Debatir sobre la separación entre la Iglesia y el Estado, sin palabrotas dirigidas a la galería, sería basar la discusión en ideas y conceptos que son por completo ajenos a un libelo intencionadamente insultante y zafio. Sería argumentar desde la educación y el razonamiento, todo lo contrario a la visceralidad más ramplona con que se desahoga el señor Herrera. Y lo confieso: para eso, Carlos, no tengo lo que hay que tener.
Post scriptum:
Es coincidencia que, tras escribir lo anterior, apareciera en prensa la reseña de Los cornetas del Apocalipsis, libro en el que el periodista José María Izquierdo analiza el lenguaje utilizado por diez columnistas que se definen como liberales: Federico Jiménez Losantos, César Vidal, Pío Mora, Alfonso Ussía, Isabel San Sebastián, Carlos Dávila, Fernando Sánchez Dragó, Antonio Burgos, Hermann Tertsch y Juan Manuel de Prada.
Si tal grupo se caracteriza porque ”recurren al insulto, a la zafiedad, a la humillación de las personas” (…) “para ellos no hay homosexuales sino maricas sebosos” (…) y su lenguaje es una “mezcla de fascismo y barra de bar (…) de extrema derecha pasado por el churro y el tocino” (según el autor del libro), entonces habría que añadir a la lista a nuestro histriónico representante andaluz, Carlos Herrera.
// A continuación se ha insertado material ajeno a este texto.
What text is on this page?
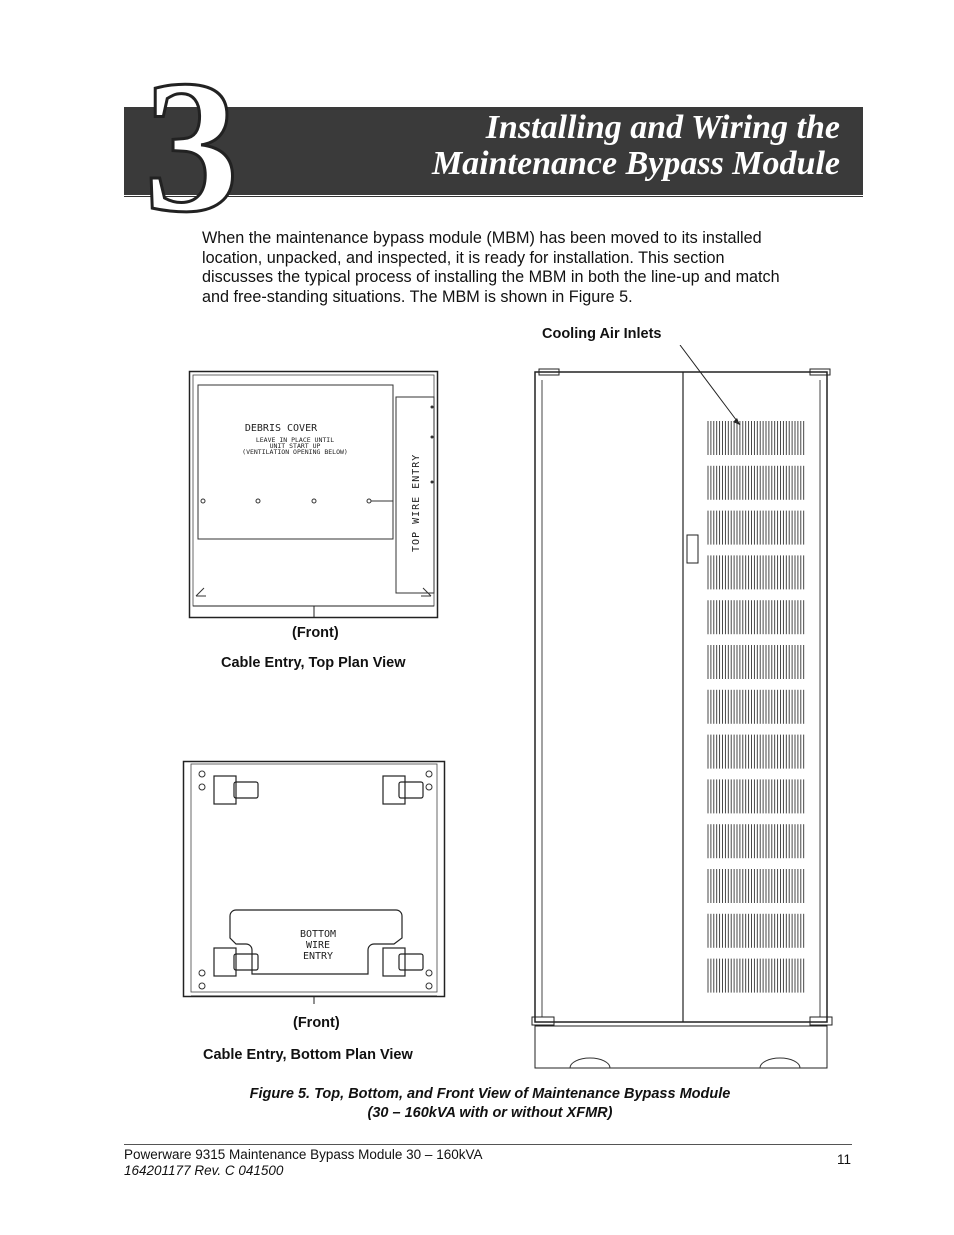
3	Installing and Wiring the
Maintenance Bypass Module
When the maintenance bypass module (MBM) has been moved to its installed
location, unpacked, and inspected, it is ready for installation. This section
discusses the typical process of installing the MBM in both the line-up and match
and free-standing situations. The MBM is shown in Figure 5.
Cooling Air Inlets
DEBRIS COVER
LEAVE IN PLACE UNTIL
UNIT START UP
(VENTILATION OPENING BELOW)
TOP WIRE ENTRY
(Front)
Cable Entry, Top Plan View
BOTTOM
WIRE
ENTRY
(Front)
Cable Entry, Bottom Plan View
Figure 5. Top, Bottom, and Front View of Maintenance Bypass Module
(30 – 160kVA with or without XFMR)
Powerware 9315 Maintenance Bypass Module 30 – 160kVA
164201177 Rev. C 041500
11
Son poquitos pero vociferan con estruendo y el peligro que representan no son las palabras que escupen, que a ellos califica, sino esos fanáticos a los que animan para hacer imposible la convivencia y la tolerancia entre los ciudadanos. Demuestran así que son demócratas de boquilla y el patriotismo que anarbolan esconde simplemente sus sagrados privilegios.